We also generated new, long passwords for all inactive clubs, so that there would be less chance of success if someone were to try the same thing in the future.

All in all, this attack cost us about 1.5 months of development time.

I highly encourage you to use a unique code for your Virtual Manager account, instead of one you have used elsewhere.

New features related to trading

Despite all the hassles, we still managed to introduce some new game features this spring.

Among other things, the wish list was refreshed and the "standing bid" feature was added.

All of the new stuff was described in this blog post.

Switch to new SMS payment system

Then, yet another one of our providers informed us that they were shutting down their old system and that we had a short deadline to move to a new one. This time it was SMS payments, which we offer in Denmark, and again it required a complete rewrite.

It turned out to be exceedingly difficult to work with, and it led to yet another long delay in my development plans.

Refreshing the odds game

In connection with Euro 2020, we wanted get the odds game going again. However, as it had been some years since it had last been used, there was some old code that did not work with our upgraded framework. So these things had to be fixed first, after which we refreshed a lot of other things in the game, as well as implemented some more automation, so that it did not require nearly as much manual work to run.

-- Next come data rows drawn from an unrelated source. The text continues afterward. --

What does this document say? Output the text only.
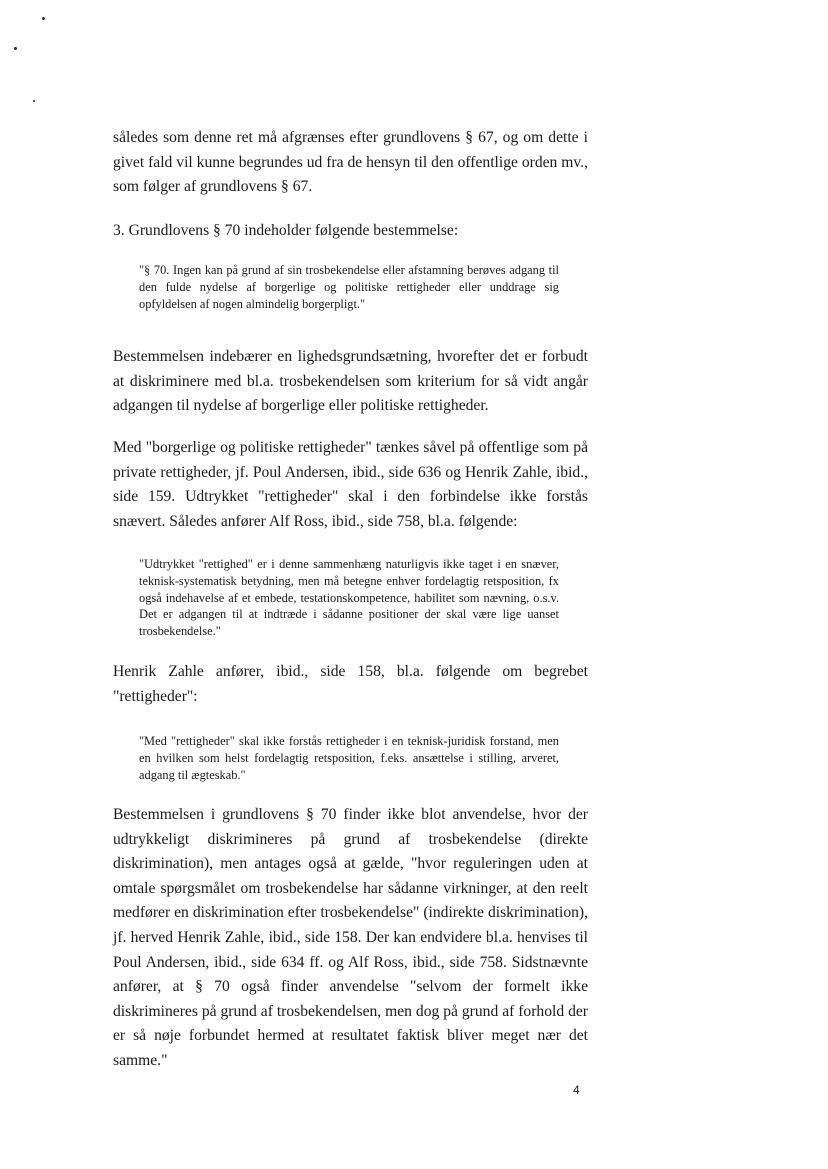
således som denne ret må afgrænses efter grundlovens § 67, og om dette i givet fald vil kunne begrundes ud fra de hensyn til den offentlige orden mv., som følger af grundlovens § 67.

3. Grundlovens § 70 indeholder følgende bestemmelse:

"§ 70. Ingen kan på grund af sin trosbekendelse eller afstamning berøves adgang til den fulde nydelse af borgerlige og politiske rettigheder eller unddrage sig opfyldelsen af nogen almindelig borgerpligt."

Bestemmelsen indebærer en lighedsgrundsætning, hvorefter det er forbudt at diskriminere med bl.a. trosbekendelsen som kriterium for så vidt angår adgangen til nydelse af borgerlige eller politiske rettigheder.

Med "borgerlige og politiske rettigheder" tænkes såvel på offentlige som på private rettigheder, jf. Poul Andersen, ibid., side 636 og Henrik Zahle, ibid., side 159. Udtrykket "rettigheder" skal i den forbindelse ikke forstås snævert. Således anfører Alf Ross, ibid., side 758, bl.a. følgende:

"Udtrykket "rettighed" er i denne sammenhæng naturligvis ikke taget i en snæver, teknisk-systematisk betydning, men må betegne enhver fordelagtig retsposition, fx også indehavelse af et embede, testationskompetence, habilitet som nævning, o.s.v. Det er adgangen til at indtræde i sådanne positioner der skal være lige uanset trosbekendelse."

Henrik Zahle anfører, ibid., side 158, bl.a. følgende om begrebet "rettigheder":

"Med "rettigheder" skal ikke forstås rettigheder i en teknisk-juridisk forstand, men en hvilken som helst fordelagtig retsposition, f.eks. ansættelse i stilling, arveret, adgang til ægteskab."

Bestemmelsen i grundlovens § 70 finder ikke blot anvendelse, hvor der udtrykkeligt diskrimineres på grund af trosbekendelse (direkte diskrimination), men antages også at gælde, "hvor reguleringen uden at omtale spørgsmålet om trosbekendelse har sådanne virkninger, at den reelt medfører en diskrimination efter trosbekendelse" (indirekte diskrimination), jf. herved Henrik Zahle, ibid., side 158. Der kan endvidere bl.a. henvises til Poul Andersen, ibid., side 634 ff. og Alf Ross, ibid., side 758. Sidstnævnte anfører, at § 70 også finder anvendelse "selvom der formelt ikke diskrimineres på grund af trosbekendelsen, men dog på grund af forhold der er så nøje forbundet hermed at resultatet faktisk bliver meget nær det samme."

4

Ad-free subscription - VM Pro

Throughout this period, we've also been working on VM Pro, but the work has been interrupted again and again. All the functionality has now been finished for a while, but has been waiting for us to make the necessary changes in the store to be able to sell.

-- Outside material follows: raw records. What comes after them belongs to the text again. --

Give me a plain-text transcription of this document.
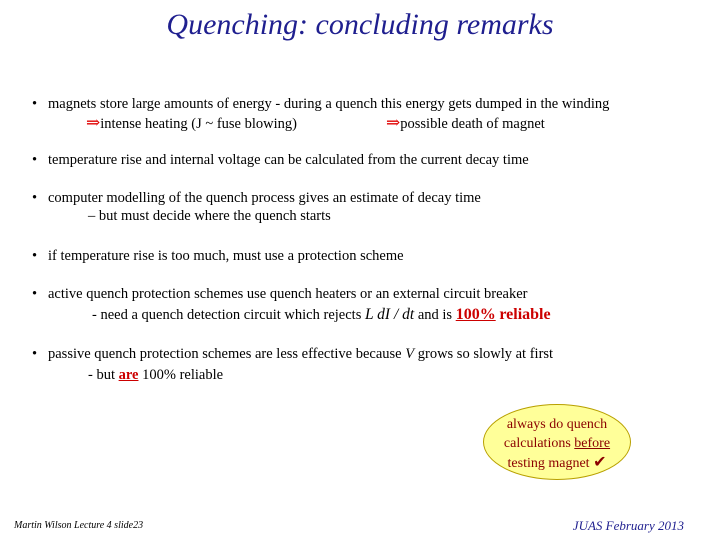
Quenching: concluding remarks
• magnets store large amounts of energy - during a quench this energy gets dumped in the winding
⇒intense heating (J ~ fuse blowing)	⇒possible death of magnet
• temperature rise and internal voltage can be calculated from the current decay time
• computer modelling of the quench process gives an estimate of decay time
– but must decide where the quench starts
• if temperature rise is too much, must use a protection scheme
• active quench protection schemes use quench heaters or an external circuit breaker
- need a quench detection circuit which rejects L dI / dt and is 100% reliable
• passive quench protection schemes are less effective because V grows so slowly at first
- but are 100% reliable
always do quench
calculations before
testing magnet ✔
Martin Wilson Lecture 4 slide23	JUAS February 2013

New Framework Agreement on SMS payments from 4T

After we had already rewritten our entire SMS payment system once, we then had to do it again.

This time it was because the Danish association of telecommunications companies, 4T, had entered into a new Framework Agreement on SMS payments, which required further rewriting and a new procedure for SMS payments.

These changes were deployed last week, but we are still missing some refinement as the procedure is a bit of a hassle. But, we had a deadline to get it done, so we had to get it deployed.

The near future

It seems that we are now FINALLY over the big hump of annoying tasks that others have imposed on us, and which time and time again have ruined my development plan. In the near future, the plan looks like this:

Support for VM Pro in the shop

We have now finally returned to the task of adapting the shop to be able to sell VM Pro - and it's just around the corner.

Release and follow-up on VM Pro

Once the shop is ready, we will release VM Pro. Then we'll need to spend some time following up and correcting any mistakes, and maybe see if we can come up with more small, fun things that can be added to Pro.

Framework upgrade

Before we start working on responsive design, we will first upgrade our framework (Ruby on Rails) to the latest version (6.1).

At first glance, it doesn't look like it should present huge challenges, but it always requires some adjustments and a lot of testing.

Blog posts, communication

I know there are some who want me to write more often here in the blog, but I don't think it makes sense to write about framework agreements, cookie consent, fragment caching, and log analysis.

There will also be long periods in the future without many new game features. That's just how it is; it cannot be avoided.

And when we are buried under a mountain of the kind of tasks I've written about here, then blog posts are the last thing on my mind.

Blog posts do not make development go faster.

But, I recognize the need for a bit more life in the game - it just can't be based solely on new game features.

Therefore, I am exploring the possibility of getting someone to help me structure my communication both with you and with the crew, and to create events and buzz in the game, in ways that don't require a lot of extra development.

After VM Pro, I will post a discussion about these things on the forum, to hear if you really want to hear about technical details in the blog, and what things that could make it exciting to log in each day, even when there are no new game features for a period of time.